Analysis and Planning

 

Below is list of tools designed to provide baseline and ongoing program evaluation used to make the business case, determine value-on-investment, and guide strategic planning.

CalcuL8 Health and Productivity Analysis Tool

This instrument is an innovative medical claims analysis tool, which assists organizations in identifying their most costly lifestyle-related risk factors that are modifiable and preventable. Additionally, CalcuL8 identifies productivity loss costs associated with these risk factors. CalcuL8 projects future healthcare-related costs for the company and provides break-even analysis scenarios and return-on-investment projections for interventions related to the company’s most costly lifestyle-related risk factors. Learn more...
 

Return-on-Investment/Value-on-Investment (ROI/VOI) Calculator

The ROI/VOI calculator helps determine program effectiveness by evaluating cost savings from risk reduction and program investment within the organization. Risk prevalence will be compared from baseline to follow-up. If risk prevalence data is available over multiple years for a cohort, a year-over-year ROI can be calculated. The ROI tool can also be used to project savings from baseline by entering a variety of outcome scenarios for subsequent years. The ROI/VOI tool uses medical and productivity risk factor costs identified through a combination of research and an extensive proprietary risk factor cost database. Along with risk prevalence, HIS will include program costs, such as staffing, administrative fees, consulting, and other investment costs.  Vendor costs can be separated out to portion out the investment and outcomes from vendor(s). Median annual compensation is used to determine the health-related productivity loss costs ROI portion. Program ROI will be provided in four outputs: medical only, absenteeism only, presenteeism only, and overall ROI (medical and productivity combined). Results are provided in a brief report with important information regarding ROI/VOI and how the results can be interpreted. 

 

Stakeholder Interviews

Quantitative data does not typically tell the whole story when looking at the efficacy of a health improvement program. The purpose of the Stakeholder Interviews is to gather qualitative data from various stakeholder-group representatives to determine:

-Organizational Health Indicators (OHI) of the program (why the organization is providing a health improvement program)

-  Which OHI components are important within specific populations (e.g., departments)

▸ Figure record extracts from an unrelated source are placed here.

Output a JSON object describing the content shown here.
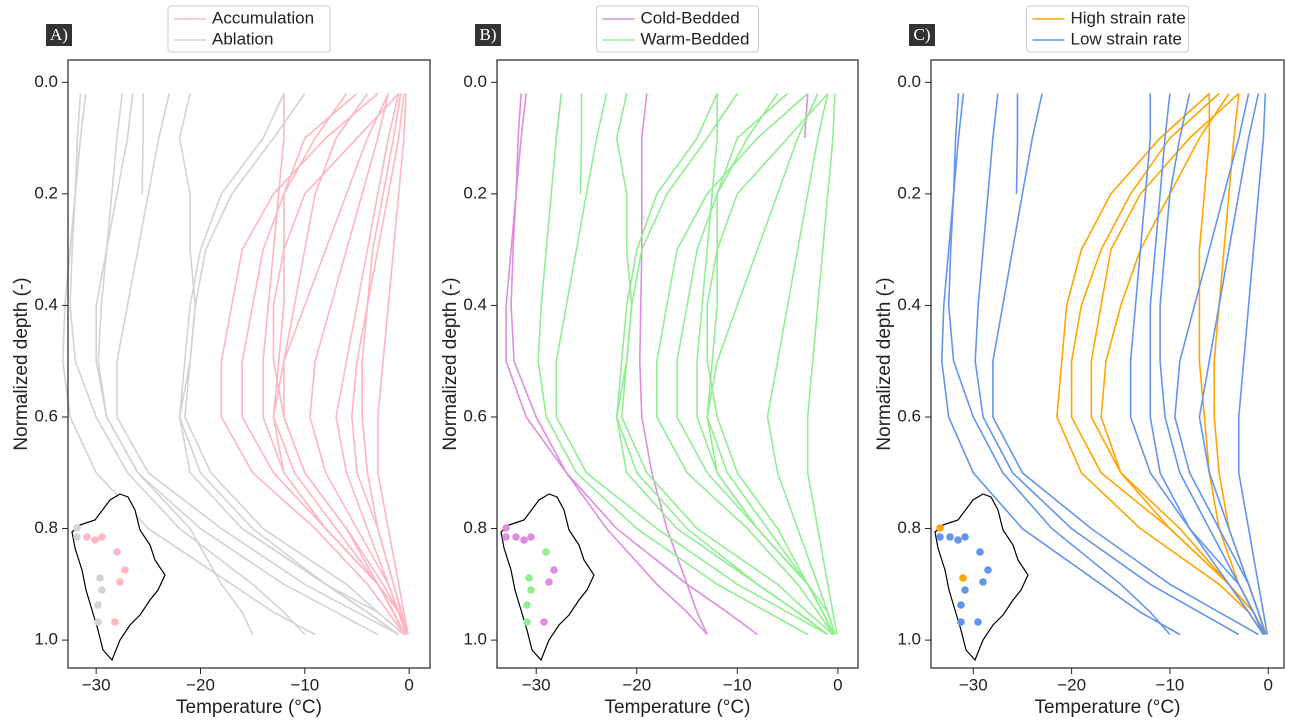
{
  "chart_data": [
    {
      "type": "line",
      "panel": "A)",
      "xlabel": "Temperature (°C)",
      "ylabel": "Normalized depth (-)",
      "xlim": [
        -32.7,
        2
      ],
      "ylim": [
        -0.04,
        1.05
      ],
      "invert_y": true,
      "xticks": [
        {
          "value": -30,
          "label": "−30"
        },
        {
          "value": -20,
          "label": "−20"
        },
        {
          "value": -10,
          "label": "−10"
        },
        0
      ],
      "yticks": [
        {
          "value": 0,
          "label": "0.0"
        },
        0.2,
        0.4,
        0.6,
        0.8,
        {
          "value": 1,
          "label": "1.0"
        }
      ],
      "depth": [
        0.02,
        0.1,
        0.2,
        0.3,
        0.4,
        0.5,
        0.6,
        0.7,
        0.8,
        0.9,
        0.95,
        0.99
      ],
      "series": [
        {
          "name": "Accumulation",
          "color": "#ffb6c1",
          "profiles": [
            [
              -3,
              -8,
              -13,
              -16,
              -17,
              -18,
              -18,
              -15,
              -9,
              -4,
              -2,
              -0.5
            ],
            [
              -5,
              -10,
              -12,
              -12,
              -12,
              -12.5,
              -13,
              -12,
              -8,
              -3,
              -1.5,
              -0.5
            ],
            [
              -2,
              -4,
              -6,
              -8,
              -10,
              -12,
              -13,
              -11,
              -7,
              -3,
              -1,
              -0.3
            ],
            [
              -1,
              -5,
              -10,
              -12,
              -13,
              -13,
              -12,
              -10,
              -6,
              -3,
              -1.5,
              -0.5
            ],
            [
              -1,
              -2,
              -3,
              -4,
              -5,
              -6,
              -7,
              -6,
              -4,
              -2,
              -1,
              -0.3
            ],
            [
              -0.5,
              -1,
              -2,
              -3,
              -4,
              -5,
              -5.5,
              -5,
              -3,
              -1.5,
              -0.8,
              -0.2
            ],
            [
              -12,
              -12,
              -12.5,
              -13,
              -13.5,
              -14,
              -14,
              -12,
              -8,
              -3,
              -1.5,
              -0.5
            ],
            [
              -4,
              -7,
              -9,
              -10,
              -11,
              -12,
              -12,
              -10,
              -6,
              -2.5,
              -1,
              -0.3
            ],
            [
              -0.3,
              -0.5,
              -1,
              -1.5,
              -2,
              -2.5,
              -3,
              -3,
              -2,
              -1,
              -0.5,
              -0.1
            ],
            [
              -2,
              -3,
              -4.5,
              -6,
              -7.5,
              -9,
              -9.5,
              -8,
              -5,
              -2,
              -1,
              -0.3
            ],
            [
              -6,
              -9,
              -12,
              -14,
              -15,
              -16,
              -16,
              -13,
              -8,
              -3,
              -1.5,
              -0.4
            ],
            [
              -0.8,
              -1.5,
              -2.5,
              -3.5,
              -4,
              -4.5,
              -4.5,
              -4,
              -3,
              -1.5,
              -0.7,
              -0.2
            ]
          ]
        },
        {
          "name": "Ablation",
          "color": "#d3d3d3",
          "profiles": [
            [
              -31,
              -31.5,
              -32,
              -32.5,
              -33,
              -33.2,
              -32.5,
              -30,
              -25,
              -17,
              -13,
              -9
            ],
            [
              -31.5,
              -31.8,
              -32,
              -32.3,
              -32.5,
              -32,
              -30,
              -27,
              -22,
              -15,
              -12,
              -10
            ],
            [
              -27.5,
              -28,
              -28.5,
              -29,
              -29.5,
              -29.8,
              -29,
              -26,
              -20,
              -12,
              -7,
              -3
            ],
            [
              -23,
              -24,
              -25,
              -26,
              -27,
              -28,
              -28,
              -25,
              -18,
              -10,
              -5,
              -1
            ],
            [
              -25.5,
              -25.5,
              -25.6,
              null,
              null,
              null,
              null,
              null,
              null,
              null,
              null,
              null
            ],
            [
              -21,
              -22,
              -21,
              -21,
              -20.5,
              -21,
              -22,
              -21,
              -16,
              -8,
              -4,
              -1
            ],
            [
              -12,
              -14,
              -18,
              -20,
              -21,
              -21.5,
              -22,
              -20,
              -15,
              -8,
              -4,
              -1
            ],
            [
              -10,
              -13,
              -17,
              -19.5,
              -20.5,
              -21,
              -21.5,
              -19,
              -14,
              -6,
              -3,
              -0.5
            ],
            [
              null,
              null,
              null,
              null,
              null,
              null,
              null,
              null,
              -16,
              -8,
              -3,
              -0.5
            ],
            [
              -26.5,
              -27,
              -28,
              -29,
              -30,
              -30,
              -29,
              -26,
              -21,
              -18,
              -16,
              -15
            ]
          ]
        }
      ]
    },
    {
      "type": "line",
      "panel": "B)",
      "xlabel": "Temperature (°C)",
      "ylabel": "Normalized depth (-)",
      "xlim": [
        -33.9,
        2
      ],
      "ylim": [
        -0.04,
        1.05
      ],
      "invert_y": true,
      "xticks": [
        {
          "value": -30,
          "label": "−30"
        },
        {
          "value": -20,
          "label": "−20"
        },
        {
          "value": -10,
          "label": "−10"
        },
        0
      ],
      "yticks": [
        {
          "value": 0,
          "label": "0.0"
        },
        0.2,
        0.4,
        0.6,
        0.8,
        {
          "value": 1,
          "label": "1.0"
        }
      ],
      "depth": [
        0.02,
        0.1,
        0.2,
        0.3,
        0.4,
        0.5,
        0.6,
        0.7,
        0.8,
        0.9,
        0.95,
        0.99
      ],
      "series": [
        {
          "name": "Cold-Bedded",
          "color": "#dd8ee0",
          "profiles": [
            [
              -31.5,
              -31.8,
              -32,
              -32.3,
              -32.5,
              -32.2,
              -30,
              -27,
              -22,
              -15,
              -11,
              -8
            ],
            [
              -31,
              -31.5,
              -32,
              -32.5,
              -33,
              -33,
              -31,
              -27,
              -23,
              -18,
              -15,
              -13
            ],
            [
              -19,
              -19.5,
              -19.5,
              -19.5,
              -19.6,
              -19.7,
              -19.5,
              -18.5,
              -17,
              -15,
              -14,
              -13
            ],
            [
              -27.5,
              -28,
              null,
              null,
              null,
              null,
              null,
              null,
              null,
              null,
              null,
              null
            ],
            [
              -3,
              -3.3,
              null,
              null,
              null,
              null,
              null,
              null,
              null,
              null,
              null,
              null
            ]
          ]
        },
        {
          "name": "Warm-Bedded",
          "color": "#90ee90",
          "profiles": [
            [
              -3,
              -8,
              -13,
              -16,
              -17,
              -18,
              -18,
              -15,
              -9,
              -4,
              -2,
              -0.5
            ],
            [
              -5,
              -10,
              -12,
              -12,
              -12,
              -12.5,
              -13,
              -12,
              -8,
              -3,
              -1.5,
              -0.5
            ],
            [
              -2,
              -4,
              -6,
              -8,
              -10,
              -12,
              -13,
              -11,
              -7,
              -3,
              -1,
              -0.3
            ],
            [
              -1,
              -5,
              -10,
              -12,
              -13,
              -13,
              -12,
              -10,
              -6,
              -3,
              -1.5,
              -0.5
            ],
            [
              -1,
              -2,
              -3,
              -4,
              -5,
              -6,
              -7,
              -6,
              -4,
              -2,
              -1,
              -0.3
            ],
            [
              -12,
              -12,
              -12.5,
              -13,
              -13.5,
              -14,
              -14,
              -12,
              -8,
              -3,
              -1.5,
              -0.5
            ],
            [
              -0.3,
              -0.5,
              -1,
              -1.5,
              -2,
              -2.5,
              -3,
              -3,
              -2,
              -1,
              -0.5,
              -0.1
            ],
            [
              -6,
              -9,
              -12,
              -14,
              -15,
              -16,
              -16,
              -13,
              -8,
              -3,
              -1.5,
              -0.4
            ],
            [
              -27.5,
              -28,
              -28.5,
              -29,
              -29.5,
              -29.8,
              -29,
              -26,
              -20,
              -12,
              -7,
              -3
            ],
            [
              -23,
              -24,
              -25,
              -26,
              -27,
              -28,
              -28,
              -25,
              -18,
              -10,
              -5,
              -1
            ],
            [
              -21,
              -22,
              -21,
              -21,
              -20.5,
              -21,
              -22,
              -21,
              -16,
              -8,
              -4,
              -1
            ],
            [
              -12,
              -14,
              -18,
              -20,
              -21,
              -21.5,
              -22,
              -20,
              -15,
              -8,
              -4,
              -1
            ],
            [
              -10,
              -13,
              -17,
              -19.5,
              -20.5,
              -21,
              -21.5,
              -19,
              -14,
              -6,
              -3,
              -0.5
            ],
            [
              -25.5,
              -25.5,
              -25.6,
              null,
              null,
              null,
              null,
              null,
              null,
              null,
              null,
              null
            ]
          ]
        }
      ]
    },
    {
      "type": "line",
      "panel": "C)",
      "xlabel": "Temperature (°C)",
      "ylabel": "Normalized depth (-)",
      "xlim": [
        -34.3,
        1.6
      ],
      "ylim": [
        -0.04,
        1.05
      ],
      "invert_y": true,
      "xticks": [
        {
          "value": -30,
          "label": "−30"
        },
        {
          "value": -20,
          "label": "−20"
        },
        {
          "value": -10,
          "label": "−10"
        },
        0
      ],
      "yticks": [
        {
          "value": 0,
          "label": "0.0"
        },
        0.2,
        0.4,
        0.6,
        0.8,
        {
          "value": 1,
          "label": "1.0"
        }
      ],
      "depth": [
        0.02,
        0.1,
        0.2,
        0.3,
        0.4,
        0.5,
        0.6,
        0.7,
        0.8,
        0.9,
        0.95,
        0.99
      ],
      "series": [
        {
          "name": "High strain rate",
          "color": "#ffa500",
          "profiles": [
            [
              -3,
              -8,
              -13,
              -16,
              -17,
              -18,
              -18,
              -15,
              -9,
              -4,
              -2,
              -0.5
            ],
            [
              -6,
              -11,
              -16,
              -19,
              -20.5,
              -21,
              -21.5,
              -19,
              -13,
              -5,
              -2,
              -0.5
            ],
            [
              -5,
              -10,
              -14,
              -17,
              -19,
              -20,
              -20,
              -17,
              -10,
              -4,
              -1.5,
              -0.4
            ],
            [
              -4,
              -7,
              -10,
              -13,
              -15,
              -16.5,
              -17,
              -15,
              -10,
              -4,
              -1.5,
              -0.3
            ],
            [
              -6,
              -6,
              -6.5,
              -7,
              -7,
              -7,
              -6.5,
              -6,
              -5,
              -3,
              -1.5,
              -0.5
            ],
            [
              -3,
              -3.5,
              -4,
              -4.5,
              -5,
              -5.5,
              -5.5,
              -5,
              -4,
              -2,
              -1,
              -0.2
            ]
          ]
        },
        {
          "name": "Low strain rate",
          "color": "#6495ed",
          "profiles": [
            [
              -31,
              -31.5,
              -32,
              -32.5,
              -33,
              -33.2,
              -32.5,
              -30,
              -25,
              -17,
              -13,
              -9
            ],
            [
              -31.5,
              -31.8,
              -32,
              -32.3,
              -32.5,
              -32,
              -30,
              -27,
              -22,
              -15,
              -12,
              -10
            ],
            [
              -27.5,
              -28,
              -28.5,
              -29,
              -29.5,
              -29.8,
              -29,
              -26,
              -20,
              -12,
              -7,
              -3
            ],
            [
              -23,
              -24,
              -25,
              -26,
              -27,
              -28,
              -28,
              -25,
              -18,
              -10,
              -5,
              -1
            ],
            [
              -25.5,
              -25.5,
              -25.6,
              null,
              null,
              null,
              null,
              null,
              null,
              null,
              null,
              null
            ],
            [
              -12,
              -12,
              -12.5,
              -13,
              -13.5,
              -14,
              -14,
              -12,
              -8,
              -3,
              -1.5,
              -0.5
            ],
            [
              -10,
              -10.5,
              -11,
              -11.5,
              -12,
              -12,
              -12,
              -11,
              -8,
              -4,
              -2,
              -0.5
            ],
            [
              -1,
              -2,
              -3,
              -4,
              -5,
              -6,
              -7,
              -6,
              -4,
              -2,
              -1,
              -0.3
            ],
            [
              -0.3,
              -0.5,
              -1,
              -1.5,
              -2,
              -2.5,
              -3,
              -3,
              -2,
              -1,
              -0.5,
              -0.1
            ],
            [
              -2,
              -3,
              -4.5,
              -6,
              -7.5,
              -9,
              -9.5,
              -8,
              -5,
              -2,
              -1,
              -0.3
            ],
            [
              -8,
              -9,
              -10,
              -10.5,
              -11,
              -11,
              -10.5,
              -9,
              -6,
              -3,
              -1.5,
              -0.4
            ]
          ]
        }
      ]
    }
  ]
}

-  Why members participate and why non-members do not

-  What additional programming is desired

-  How the program and company rates on the 10 key program elements listed below

-  Other organization-specific issues  

A final report and senior management presentation is submitted that summarizes the recurring themes from the interviews, and includes clear recommendations related to the program as well as considerations for the organization to work through.

 

Participant/Non-Participant Claims and Absence Analysis

Health risk assessment data, coaching outcomes, and claims data will be analyzed among participants and non-participants. Those participants completing the HRA and enrolled in the coaching follow-up program will be compared to non-participants. Differences in claims costs among these two groups will assist with determining if program participation and outcomes have a practical and statistically significant effect on total health care claims. Differences in absenteeism rates among these two groups will assist with determining if program participation and outcomes have a practical and statistically significant effect on absenteeism. Depending on how the data is coded there may be an opportunity to examine the health-related absenteeism effect versus total absenteeism. The organization is provided a report showing a comparison between participants and non-participants by MDCs and total costs will be provided

 

Strategic Plan and Execution

Health Improvement Solutions can assist organization and community representatives with development of a comprehensive strategic plan. The strategic plan takes the organization’s evaluation plan into account, as well as the integrated health improvement program.  In addition to the plan, various baseline measures are offered by HIS. Results from these measures become part of the strategic plan and also provide additional data for program planning and ongoing evaluation. The strategic plan can be delivered as a stand-alone service, or it can be an additional component to the evaluation plan execution and development.